El domingo pasado, casi después de un año, volví a colocarme en una banda para dirigir un partido. Las circunstancias fueron bien diferentes a las vividas en años anteriores, distintas, pero no desconocidas. Llevo ya un tiempo acostumbrado a decirle al conserje que me abra la puerta de la sala donde guardamos los balones, el mismo que me ocupo de que no falte ninguno al final de cada entrenamiento. Siempre supuso una obsesión, hasta siendo profesional. Quizás, porque en mi niñez siempre fue un bien preciado y escaso.
Sustituí el traje y la corbata por el chándal, agarré las fichas de las que tiempo atrás se encargó un delegado, y porté las actas del partido, algo que siempre llevaron los auxiliares de mesa. Ayudé al conserje a mover las porterías de fútbol sala para que los chavales no corrieran aún más peligro al circular cerca de la línea de banda. Los chicos iban llegando y los límites del campo empezaron a estar poblados por padres, hermanos, abuelos y demás familia.
Entonces, empecé a observar que muchas cosas no habían cambiado, fue una especie de paramnesia, allí estaba yo, quince años más viejo, calvo (sin barriga, eso sí) y con canas en las sienes, recordando una vida olvidada. Alguien dijo: 'Creo que no habrá árbitros', a lo que otro mejor informado respondió: 'Vienen dos para el partido de los infantiles, así que, el de menor experiencia pitará a los alevines'. Menos es nada, pensé.
Allí llegó el chico, joven, agradable en el trato pero de pocas palabras y con aspecto de haber sido levantado de la siesta.

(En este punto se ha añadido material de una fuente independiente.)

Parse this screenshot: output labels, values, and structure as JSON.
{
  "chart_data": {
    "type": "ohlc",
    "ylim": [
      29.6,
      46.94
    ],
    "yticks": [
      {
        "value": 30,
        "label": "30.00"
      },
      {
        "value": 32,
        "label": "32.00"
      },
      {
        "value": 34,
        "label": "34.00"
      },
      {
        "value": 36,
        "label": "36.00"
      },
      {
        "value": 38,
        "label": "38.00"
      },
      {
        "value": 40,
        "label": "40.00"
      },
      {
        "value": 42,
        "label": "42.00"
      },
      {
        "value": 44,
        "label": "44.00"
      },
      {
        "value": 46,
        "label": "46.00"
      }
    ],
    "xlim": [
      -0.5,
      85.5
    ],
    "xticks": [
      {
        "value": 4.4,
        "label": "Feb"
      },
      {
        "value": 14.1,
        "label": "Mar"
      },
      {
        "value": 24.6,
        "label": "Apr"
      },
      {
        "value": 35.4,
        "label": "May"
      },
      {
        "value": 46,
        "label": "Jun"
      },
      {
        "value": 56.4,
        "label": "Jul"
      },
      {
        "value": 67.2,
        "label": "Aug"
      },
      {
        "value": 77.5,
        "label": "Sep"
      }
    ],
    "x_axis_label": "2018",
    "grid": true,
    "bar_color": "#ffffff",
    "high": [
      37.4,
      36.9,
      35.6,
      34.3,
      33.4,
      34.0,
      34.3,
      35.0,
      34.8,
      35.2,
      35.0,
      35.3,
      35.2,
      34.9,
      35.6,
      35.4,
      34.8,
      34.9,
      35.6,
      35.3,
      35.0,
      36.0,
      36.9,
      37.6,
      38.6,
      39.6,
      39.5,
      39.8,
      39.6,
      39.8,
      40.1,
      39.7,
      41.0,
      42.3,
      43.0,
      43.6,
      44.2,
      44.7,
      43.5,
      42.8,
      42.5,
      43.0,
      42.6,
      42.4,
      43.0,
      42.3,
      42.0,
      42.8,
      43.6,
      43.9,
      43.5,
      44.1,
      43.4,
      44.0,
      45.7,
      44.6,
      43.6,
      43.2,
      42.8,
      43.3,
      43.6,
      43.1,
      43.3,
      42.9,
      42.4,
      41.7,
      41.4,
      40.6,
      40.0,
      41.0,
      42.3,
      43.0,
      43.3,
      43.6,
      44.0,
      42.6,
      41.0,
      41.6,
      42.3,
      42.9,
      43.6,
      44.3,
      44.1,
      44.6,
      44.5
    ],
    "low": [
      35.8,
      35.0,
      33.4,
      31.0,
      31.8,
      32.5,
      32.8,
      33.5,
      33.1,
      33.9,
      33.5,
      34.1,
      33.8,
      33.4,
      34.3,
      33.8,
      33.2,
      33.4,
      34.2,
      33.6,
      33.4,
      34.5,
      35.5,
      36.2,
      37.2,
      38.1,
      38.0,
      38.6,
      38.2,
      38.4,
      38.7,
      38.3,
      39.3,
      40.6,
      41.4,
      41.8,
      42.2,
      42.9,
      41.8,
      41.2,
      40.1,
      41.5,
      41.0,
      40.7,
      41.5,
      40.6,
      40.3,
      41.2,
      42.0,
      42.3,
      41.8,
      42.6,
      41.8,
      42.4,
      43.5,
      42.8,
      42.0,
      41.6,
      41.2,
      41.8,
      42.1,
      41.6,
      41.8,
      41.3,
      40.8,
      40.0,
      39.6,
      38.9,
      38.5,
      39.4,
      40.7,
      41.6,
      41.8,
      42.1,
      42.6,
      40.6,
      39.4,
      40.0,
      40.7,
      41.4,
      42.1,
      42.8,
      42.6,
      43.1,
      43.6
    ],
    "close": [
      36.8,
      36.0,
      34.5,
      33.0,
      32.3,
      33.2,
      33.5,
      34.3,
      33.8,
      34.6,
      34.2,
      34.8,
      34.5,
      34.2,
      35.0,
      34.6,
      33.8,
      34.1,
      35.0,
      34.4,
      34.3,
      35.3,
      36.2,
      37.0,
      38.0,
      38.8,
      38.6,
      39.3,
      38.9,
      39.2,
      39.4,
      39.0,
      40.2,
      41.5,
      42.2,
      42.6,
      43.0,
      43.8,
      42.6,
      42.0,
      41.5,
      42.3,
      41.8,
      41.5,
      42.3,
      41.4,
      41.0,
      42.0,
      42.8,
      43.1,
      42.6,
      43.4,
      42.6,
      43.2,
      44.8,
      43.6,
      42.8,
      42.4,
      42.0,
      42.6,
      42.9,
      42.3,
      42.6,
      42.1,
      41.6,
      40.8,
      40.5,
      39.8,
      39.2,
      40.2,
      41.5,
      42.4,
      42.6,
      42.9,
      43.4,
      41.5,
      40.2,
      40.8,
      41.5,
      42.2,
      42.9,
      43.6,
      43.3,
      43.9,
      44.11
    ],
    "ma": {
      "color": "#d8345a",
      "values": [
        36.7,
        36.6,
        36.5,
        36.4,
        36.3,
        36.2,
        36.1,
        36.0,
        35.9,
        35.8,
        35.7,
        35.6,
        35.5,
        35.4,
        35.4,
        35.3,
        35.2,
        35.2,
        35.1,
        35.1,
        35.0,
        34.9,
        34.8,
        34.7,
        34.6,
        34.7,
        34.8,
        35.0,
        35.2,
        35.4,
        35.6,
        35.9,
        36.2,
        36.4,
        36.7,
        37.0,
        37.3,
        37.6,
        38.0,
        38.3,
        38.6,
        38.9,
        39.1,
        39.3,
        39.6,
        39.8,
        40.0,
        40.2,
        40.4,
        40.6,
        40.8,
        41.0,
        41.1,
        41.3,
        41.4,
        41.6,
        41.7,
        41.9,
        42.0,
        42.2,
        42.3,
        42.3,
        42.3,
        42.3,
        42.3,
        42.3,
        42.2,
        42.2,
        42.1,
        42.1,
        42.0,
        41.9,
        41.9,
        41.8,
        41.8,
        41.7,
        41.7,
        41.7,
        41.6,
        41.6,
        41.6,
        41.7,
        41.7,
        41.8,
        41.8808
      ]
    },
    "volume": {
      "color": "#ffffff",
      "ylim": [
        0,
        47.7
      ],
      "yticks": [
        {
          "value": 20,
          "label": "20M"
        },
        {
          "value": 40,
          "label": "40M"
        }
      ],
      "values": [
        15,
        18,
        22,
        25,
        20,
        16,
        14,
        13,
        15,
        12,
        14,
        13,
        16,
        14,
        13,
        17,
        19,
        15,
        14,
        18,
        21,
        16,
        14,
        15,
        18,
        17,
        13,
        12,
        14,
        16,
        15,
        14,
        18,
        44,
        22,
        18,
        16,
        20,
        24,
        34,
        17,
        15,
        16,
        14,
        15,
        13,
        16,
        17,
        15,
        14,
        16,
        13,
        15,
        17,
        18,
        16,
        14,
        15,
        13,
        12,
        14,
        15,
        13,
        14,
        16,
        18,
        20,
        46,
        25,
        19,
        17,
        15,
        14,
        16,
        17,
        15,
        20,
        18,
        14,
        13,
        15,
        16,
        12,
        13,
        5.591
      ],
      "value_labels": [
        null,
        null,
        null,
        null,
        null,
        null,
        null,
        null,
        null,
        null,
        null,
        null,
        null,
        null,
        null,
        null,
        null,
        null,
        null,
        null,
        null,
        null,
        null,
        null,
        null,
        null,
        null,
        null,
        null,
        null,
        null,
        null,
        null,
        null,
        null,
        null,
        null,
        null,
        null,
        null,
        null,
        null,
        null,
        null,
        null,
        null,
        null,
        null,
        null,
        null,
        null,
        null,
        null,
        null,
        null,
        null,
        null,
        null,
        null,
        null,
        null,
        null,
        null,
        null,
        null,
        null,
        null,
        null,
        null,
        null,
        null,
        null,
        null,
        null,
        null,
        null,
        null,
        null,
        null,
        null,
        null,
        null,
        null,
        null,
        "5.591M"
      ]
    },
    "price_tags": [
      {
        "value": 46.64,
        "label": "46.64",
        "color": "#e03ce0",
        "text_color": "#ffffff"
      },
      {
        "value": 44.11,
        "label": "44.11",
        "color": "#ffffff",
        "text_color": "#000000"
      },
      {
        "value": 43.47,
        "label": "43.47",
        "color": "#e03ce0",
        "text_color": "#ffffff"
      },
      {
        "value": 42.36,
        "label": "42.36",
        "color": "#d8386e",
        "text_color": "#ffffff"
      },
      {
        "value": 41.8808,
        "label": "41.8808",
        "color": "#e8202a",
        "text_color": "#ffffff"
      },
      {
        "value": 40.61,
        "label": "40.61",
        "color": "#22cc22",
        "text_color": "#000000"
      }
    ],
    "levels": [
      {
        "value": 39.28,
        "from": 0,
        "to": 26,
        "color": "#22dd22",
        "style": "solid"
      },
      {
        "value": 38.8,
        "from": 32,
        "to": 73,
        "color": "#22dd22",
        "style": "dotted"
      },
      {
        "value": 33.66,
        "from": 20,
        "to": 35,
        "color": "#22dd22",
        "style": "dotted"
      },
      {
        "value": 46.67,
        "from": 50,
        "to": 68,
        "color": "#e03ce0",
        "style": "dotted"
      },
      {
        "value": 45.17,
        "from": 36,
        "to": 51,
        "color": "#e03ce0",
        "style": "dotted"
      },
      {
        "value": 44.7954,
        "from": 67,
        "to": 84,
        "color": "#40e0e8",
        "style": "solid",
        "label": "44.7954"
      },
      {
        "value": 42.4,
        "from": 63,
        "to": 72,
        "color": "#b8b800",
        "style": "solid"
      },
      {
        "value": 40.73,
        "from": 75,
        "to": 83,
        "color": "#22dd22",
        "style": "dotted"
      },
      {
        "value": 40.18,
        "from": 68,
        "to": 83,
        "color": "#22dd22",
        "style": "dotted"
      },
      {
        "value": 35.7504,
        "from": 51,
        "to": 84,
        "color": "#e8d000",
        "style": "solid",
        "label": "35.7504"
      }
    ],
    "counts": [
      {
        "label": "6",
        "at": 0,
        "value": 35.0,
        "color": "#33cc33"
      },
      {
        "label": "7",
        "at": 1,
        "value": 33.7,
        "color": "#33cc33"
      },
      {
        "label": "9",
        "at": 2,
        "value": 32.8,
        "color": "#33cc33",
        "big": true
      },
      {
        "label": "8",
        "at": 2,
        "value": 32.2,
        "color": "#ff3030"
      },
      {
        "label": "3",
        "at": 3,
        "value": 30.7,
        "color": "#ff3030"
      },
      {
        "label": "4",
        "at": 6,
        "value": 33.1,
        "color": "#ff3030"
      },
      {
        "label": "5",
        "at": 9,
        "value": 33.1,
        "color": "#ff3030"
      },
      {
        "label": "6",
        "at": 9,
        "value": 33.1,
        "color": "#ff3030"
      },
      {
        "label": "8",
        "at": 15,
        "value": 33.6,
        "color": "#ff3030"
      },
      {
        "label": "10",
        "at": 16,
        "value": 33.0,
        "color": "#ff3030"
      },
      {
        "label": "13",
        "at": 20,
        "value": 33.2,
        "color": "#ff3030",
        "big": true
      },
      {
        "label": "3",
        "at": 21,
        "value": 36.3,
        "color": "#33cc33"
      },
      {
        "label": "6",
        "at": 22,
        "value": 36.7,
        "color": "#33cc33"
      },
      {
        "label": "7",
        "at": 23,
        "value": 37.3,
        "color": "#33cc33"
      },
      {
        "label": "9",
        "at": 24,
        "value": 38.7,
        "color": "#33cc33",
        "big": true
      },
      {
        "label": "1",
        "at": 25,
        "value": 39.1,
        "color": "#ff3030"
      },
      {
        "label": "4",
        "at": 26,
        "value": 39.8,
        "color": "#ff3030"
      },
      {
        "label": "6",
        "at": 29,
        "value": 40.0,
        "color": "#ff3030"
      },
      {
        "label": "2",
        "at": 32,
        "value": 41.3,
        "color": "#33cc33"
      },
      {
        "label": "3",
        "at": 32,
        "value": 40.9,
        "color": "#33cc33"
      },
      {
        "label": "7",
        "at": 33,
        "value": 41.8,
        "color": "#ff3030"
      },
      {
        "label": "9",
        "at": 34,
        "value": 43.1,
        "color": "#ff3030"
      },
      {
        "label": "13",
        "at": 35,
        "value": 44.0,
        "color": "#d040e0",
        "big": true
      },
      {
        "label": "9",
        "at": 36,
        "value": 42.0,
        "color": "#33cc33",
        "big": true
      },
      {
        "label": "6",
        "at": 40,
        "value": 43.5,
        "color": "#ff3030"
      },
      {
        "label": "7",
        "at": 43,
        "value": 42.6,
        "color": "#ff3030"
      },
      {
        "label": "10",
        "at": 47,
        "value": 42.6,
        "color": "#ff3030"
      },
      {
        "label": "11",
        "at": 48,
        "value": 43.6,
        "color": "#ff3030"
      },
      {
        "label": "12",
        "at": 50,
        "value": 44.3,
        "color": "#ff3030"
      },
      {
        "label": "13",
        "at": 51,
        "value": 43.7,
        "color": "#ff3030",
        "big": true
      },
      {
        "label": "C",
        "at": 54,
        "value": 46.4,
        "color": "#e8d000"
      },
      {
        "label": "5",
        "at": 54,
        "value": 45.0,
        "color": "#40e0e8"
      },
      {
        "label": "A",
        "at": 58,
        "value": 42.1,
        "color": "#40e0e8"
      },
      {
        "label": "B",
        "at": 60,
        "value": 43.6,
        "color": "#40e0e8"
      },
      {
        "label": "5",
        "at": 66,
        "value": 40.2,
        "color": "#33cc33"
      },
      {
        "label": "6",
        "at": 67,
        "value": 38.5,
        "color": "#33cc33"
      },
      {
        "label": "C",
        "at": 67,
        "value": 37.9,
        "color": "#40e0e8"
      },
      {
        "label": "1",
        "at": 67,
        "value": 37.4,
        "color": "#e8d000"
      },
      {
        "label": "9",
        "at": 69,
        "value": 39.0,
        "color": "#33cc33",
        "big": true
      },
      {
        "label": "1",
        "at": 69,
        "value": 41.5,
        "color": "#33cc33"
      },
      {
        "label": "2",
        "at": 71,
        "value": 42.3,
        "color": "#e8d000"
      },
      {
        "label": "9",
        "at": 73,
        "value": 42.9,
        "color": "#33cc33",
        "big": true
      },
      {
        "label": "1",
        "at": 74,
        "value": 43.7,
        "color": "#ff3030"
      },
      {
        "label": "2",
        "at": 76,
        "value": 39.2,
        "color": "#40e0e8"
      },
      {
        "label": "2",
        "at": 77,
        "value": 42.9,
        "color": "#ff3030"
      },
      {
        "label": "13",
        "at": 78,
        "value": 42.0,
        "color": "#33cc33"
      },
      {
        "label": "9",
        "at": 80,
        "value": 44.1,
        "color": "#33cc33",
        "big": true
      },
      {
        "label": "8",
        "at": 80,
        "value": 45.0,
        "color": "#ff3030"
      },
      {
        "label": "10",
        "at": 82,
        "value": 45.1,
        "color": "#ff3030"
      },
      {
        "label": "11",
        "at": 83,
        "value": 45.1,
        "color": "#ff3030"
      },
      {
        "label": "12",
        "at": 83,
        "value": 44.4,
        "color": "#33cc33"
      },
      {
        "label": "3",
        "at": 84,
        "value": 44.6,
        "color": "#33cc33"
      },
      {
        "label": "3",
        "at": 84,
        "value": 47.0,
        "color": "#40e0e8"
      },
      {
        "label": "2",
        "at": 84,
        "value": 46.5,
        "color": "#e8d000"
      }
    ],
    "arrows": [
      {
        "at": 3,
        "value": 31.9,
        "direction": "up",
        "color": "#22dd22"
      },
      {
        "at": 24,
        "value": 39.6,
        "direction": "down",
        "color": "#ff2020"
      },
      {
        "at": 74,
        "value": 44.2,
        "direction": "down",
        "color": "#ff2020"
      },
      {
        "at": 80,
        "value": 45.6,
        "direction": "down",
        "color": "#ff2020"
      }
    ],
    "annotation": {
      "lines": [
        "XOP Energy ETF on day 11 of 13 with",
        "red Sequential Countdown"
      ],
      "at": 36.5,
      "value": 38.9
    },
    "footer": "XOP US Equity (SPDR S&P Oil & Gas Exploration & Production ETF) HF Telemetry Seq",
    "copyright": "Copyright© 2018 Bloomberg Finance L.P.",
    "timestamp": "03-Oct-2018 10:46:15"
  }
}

Obviamente no había quien hiciera la mesa y aquel, no sé si por miedo a las faltas de ortografía o por una actitud que, en algunos casos, empieza a ser inculcada desde que se inician, no se hacía cargo del bolígrafo. Así que, con resolución tomé las fichas y rellené el acta.
La perplejidad aumentó cuando me dijo que, como equipo local debía poner a su disposición un cronómetro, menos mal que me dio por llevar un reloj que tiene la capacidad de desempeñar dichas funciones porque, de lo contrario, hubiera estado peregrinando por los aledaños del campo hasta conseguir uno.
Cape, a la sazón presidente del club, se puso a los mandos de la mesa. El chico dejó jugar, aspecto que agradecí enormemente. Lo más destacable del partido fueron, nuestras pérdidas de balón y mi inusitada paciencia en una banda. Todos jugaron dos cuartos, no diré que se divirtieron, la cosa no salió como nos hubiera gustado y hubo más de uno pendiente del chaparrón que nos vino encima que de recordar cuál era el pie de pivote.
El transcurso del partido supuso la confirmación de algo que ya sabía, queda mucho trabajo por hacer, muchos detalles por corregir, muchos fundamentos que enseñar, pero sobre todo, queda lo más difícil, conseguir que entiendan que con diez años el resultado es lo menos importante, que más allá de ésto se sitúan otros muchos aspectos que llevarán anejos esos réditos que ya desde tan jóvenes persiguen. Tengo la sensación de que tendré que tirar del manual de psicología infantil para evitar la desmoralización. Espero equivocarme, pero creo que, a esas clases, deberán asistir algunos padres.